Involuntarily my brain began calculating: How long before my pick-up? How many kilometers to the guard station? How far to the nearest hospital? How long before a helicopter could arrive and get me to that hospital? How much time before muscular atrophy sets in after a cobra bite? Does cobra venom affect the nervous system? The cardio-vascular system, maybe? Aaaaaahhhhh!!!! Images of my companions shaking their heads forlornly at the sight of my profile distending the stomach of this giant serpent kept recurring in my mind. My already rubbery legs weakened further. I needed to do something fast lest my quivering foot collapse to make this horrid image a reality.

I finally forced myself to take a breath and the rush of air gave me a moment of clarity. I wasn’t on the menu! Whether this serpent was hunting or not, he had clearly known I was there before I’d been aware of his presence. In fact, even if he was hunting, he’d rejected me; which among life’s many rejections was not a bad thing. His body was straight behind me, curving into a tight semi-circle around where my foot had been planted and it seemed to me that the reason his head was under my foot now was that he’d taken a detour to circumvent me like a tree. He was adjusting his path only long enough to avoid me before continuing on his previous trajectory. I was safe. Or was I? Most trees don’t move. If I was being viewed as vegetation, the slightest movement on my part could easily startle my formidable company and give reason to strike. Renewed panic flooded over me.

Fear alone kept me motionless, but as the snake resumed its journey, I felt woozier than ever. Watching this sleek body glide beneath my foot turned my paralysis into jitters. Every muscle in my body debated between maintaining the tree charade and bolting for it. I trembled all over. A particularly violent foot spasm caused the snake to pause. I really had to do something.
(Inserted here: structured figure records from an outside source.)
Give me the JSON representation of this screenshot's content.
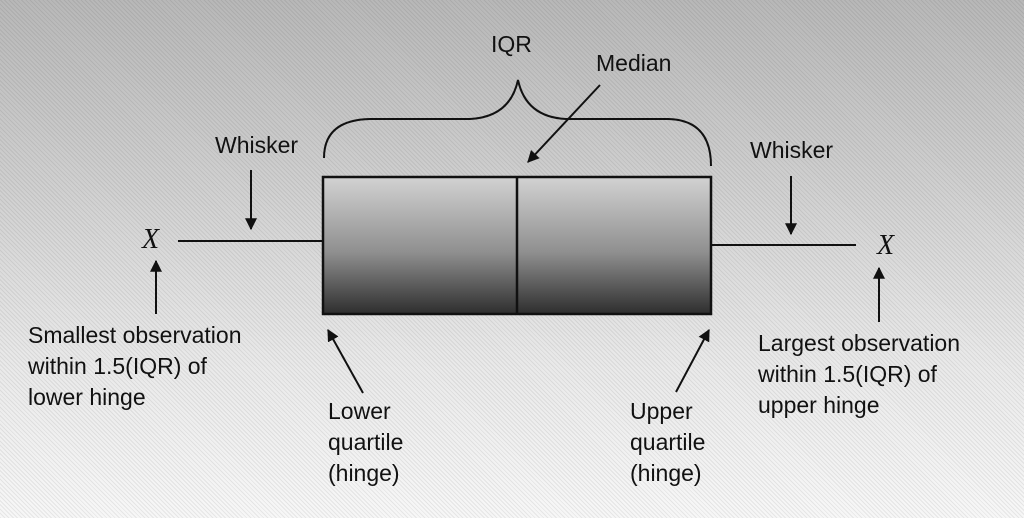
{
  "labels": {
    "iqr": "IQR",
    "median": "Median",
    "whisker_left": "Whisker",
    "whisker_right": "Whisker",
    "x_left": "X",
    "x_right": "X",
    "smallest": [
      "Smallest observation",
      "within 1.5(IQR) of",
      "lower hinge"
    ],
    "lower_quartile": [
      "Lower",
      "quartile",
      "(hinge)"
    ],
    "upper_quartile": [
      "Upper",
      "quartile",
      "(hinge)"
    ],
    "largest": [
      "Largest observation",
      "within 1.5(IQR) of",
      "upper hinge"
    ]
  }
}
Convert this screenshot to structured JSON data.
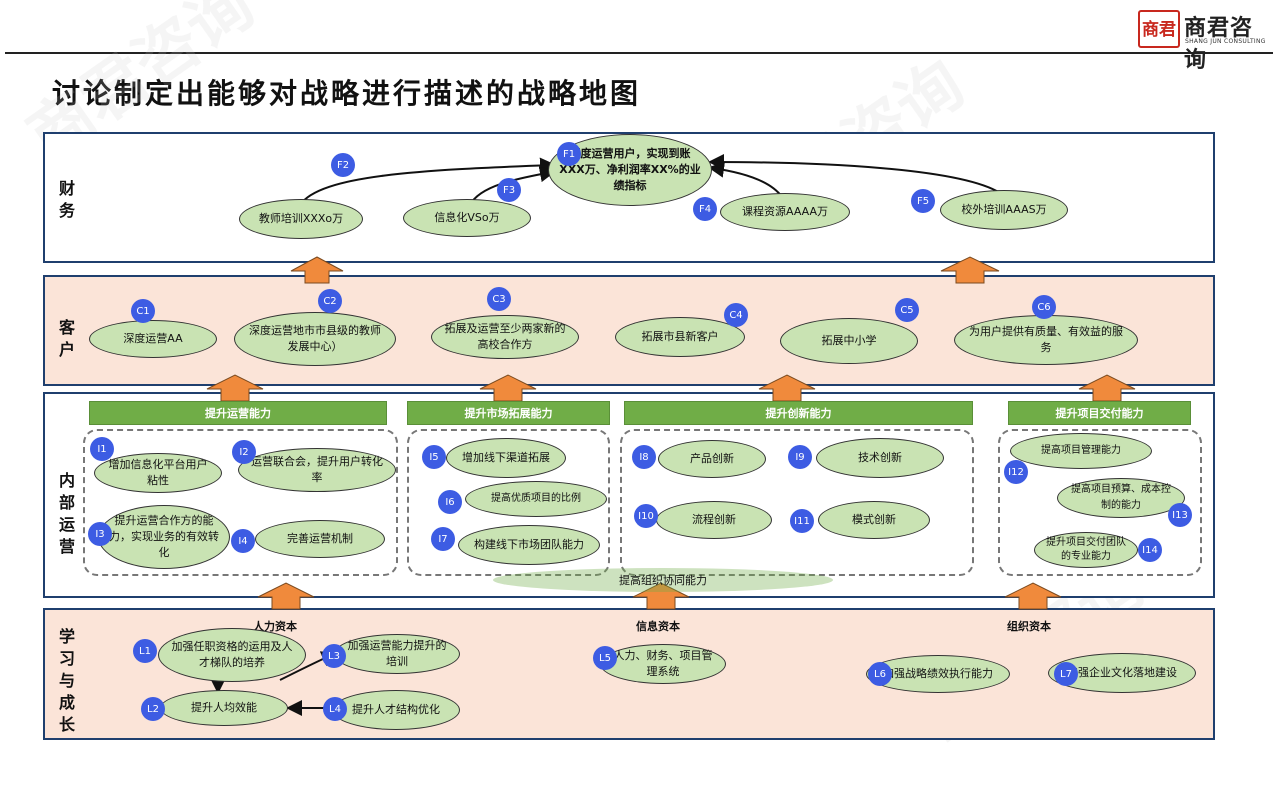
{
  "header": {
    "title": "讨论制定出能够对战略进行描述的战略地图",
    "logo_mark": "商君",
    "logo_text": "商君咨询",
    "logo_sub": "SHANG JUN CONSULTING",
    "watermark": "商君咨询"
  },
  "layers": {
    "finance": "财务",
    "customer": "客户",
    "internal": "内部运营",
    "learning": "学习与成长"
  },
  "finance": {
    "F1": {
      "tag": "F1",
      "text": "深度运营用户，实现到账XXX万、净利润率XX%的业绩指标"
    },
    "F2": {
      "tag": "F2",
      "text": "教师培训XXXo万"
    },
    "F3": {
      "tag": "F3",
      "text": "信息化VSo万"
    },
    "F4": {
      "tag": "F4",
      "text": "课程资源AAAA万"
    },
    "F5": {
      "tag": "F5",
      "text": "校外培训AAAS万"
    }
  },
  "customer": {
    "C1": {
      "tag": "C1",
      "text": "深度运营AA"
    },
    "C2": {
      "tag": "C2",
      "text": "深度运营地市市县级的教师发展中心）"
    },
    "C3": {
      "tag": "C3",
      "text": "拓展及运营至少两家新的高校合作方"
    },
    "C4": {
      "tag": "C4",
      "text": "拓展市县新客户"
    },
    "C5": {
      "tag": "C5",
      "text": "拓展中小学"
    },
    "C6": {
      "tag": "C6",
      "text": "为用户提供有质量、有效益的服务"
    }
  },
  "internal": {
    "groups": [
      "提升运营能力",
      "提升市场拓展能力",
      "提升创新能力",
      "提升项目交付能力"
    ],
    "I1": {
      "tag": "I1",
      "text": "增加信息化平台用户粘性"
    },
    "I2": {
      "tag": "I2",
      "text": "运营联合会，提升用户转化率"
    },
    "I3": {
      "tag": "I3",
      "text": "提升运营合作方的能力，实现业务的有效转化"
    },
    "I4": {
      "tag": "I4",
      "text": "完善运营机制"
    },
    "I5": {
      "tag": "I5",
      "text": "增加线下渠道拓展"
    },
    "I6": {
      "tag": "I6",
      "text": "提高优质项目的比例"
    },
    "I7": {
      "tag": "I7",
      "text": "构建线下市场团队能力"
    },
    "I8": {
      "tag": "I8",
      "text": "产品创新"
    },
    "I9": {
      "tag": "I9",
      "text": "技术创新"
    },
    "I10": {
      "tag": "I10",
      "text": "流程创新"
    },
    "I11": {
      "tag": "I11",
      "text": "模式创新"
    },
    "I12": {
      "tag": "I12",
      "text": "提高项目管理能力"
    },
    "I13": {
      "tag": "I13",
      "text": "提高项目预算、成本控制的能力"
    },
    "I14": {
      "tag": "I14",
      "text": "提升项目交付团队的专业能力"
    },
    "shared": "提高组织协同能力"
  },
  "learning": {
    "capitals": [
      "人力资本",
      "信息资本",
      "组织资本"
    ],
    "L1": {
      "tag": "L1",
      "text": "加强任职资格的运用及人才梯队的培养"
    },
    "L2": {
      "tag": "L2",
      "text": "提升人均效能"
    },
    "L3": {
      "tag": "L3",
      "text": "加强运营能力提升的培训"
    },
    "L4": {
      "tag": "L4",
      "text": "提升人才结构优化"
    },
    "L5": {
      "tag": "L5",
      "text": "人力、财务、项目管理系统"
    },
    "L6": {
      "tag": "L6",
      "text": "加强战略绩效执行能力"
    },
    "L7": {
      "tag": "L7",
      "text": "加强企业文化落地建设"
    }
  },
  "colors": {
    "band_border": "#1f3f6e",
    "band_fill": "#fbe4d8",
    "node_fill": "#c9e3b3",
    "tag_fill": "#3d5ce3",
    "group_bar": "#70ad47",
    "arrow": "#f08a3c"
  }
}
Once the animal resumed its slither, I took a deep breath and held it. As discreetly as I could manage, I shifted my foot down to one side of the moving body. I let my breath out. I was now stable, but watching this dangerous beast progress between my legs didn’t improve my jitters. My moment of clarity had long since passed and I felt an irresistible need to be on one side or the other of the snake. Having a large, venomous snake underneath me was simply unacceptable. I took another breath. With all the courage and calmness I had left, I lifted my other foot across the body, placed it gently next to my planted foot and obeyed my instinct to freeze.

I froze. And I froze. And I stayed frozen.

Long after the reptile had disappeared, I stood motionless, hands clasped to my chest while my heart pounded in my throat. I stared at the disturbed grasses where the serpent had left the road. Did I really have to move? Couldn’t I just wait and beg for a ride some four hours later when my colleagues returned? No. This spot was drenched in horrific memories. It would be the longest, most miserable four hours of my life. I had to move. Yet I was terrified of moving. How could I honestly keep track of buffalo on the horizon, count new buzzards, and scan every tuft of grass in case it concealed a giant black cobra?!

Somehow I willed my limbs to thaw. I jumped at the slightest quiver of vegetation. I eyed every log suspiciously. I plotted long lines of escape trees before darting to the next outpost of apparent safety. At long last, I bolted into the shelter of the guardhouse.

The same jovial guard beamed at me, “You found good trees, huh?”

Shakily, I told him how trees hadn’t been necessary. I hadn’t seen a single buffalo, but there was this huge, black snake….

He looked at me incredulously. “You saw the giant, black cobra? We have heard that this snake exists, but none of the guards have ever seen it. I myself have been looking for ten years! You are very lucky.”

LUCKY?! I felt lucky all right, but not for the reason he seemed to be thinking!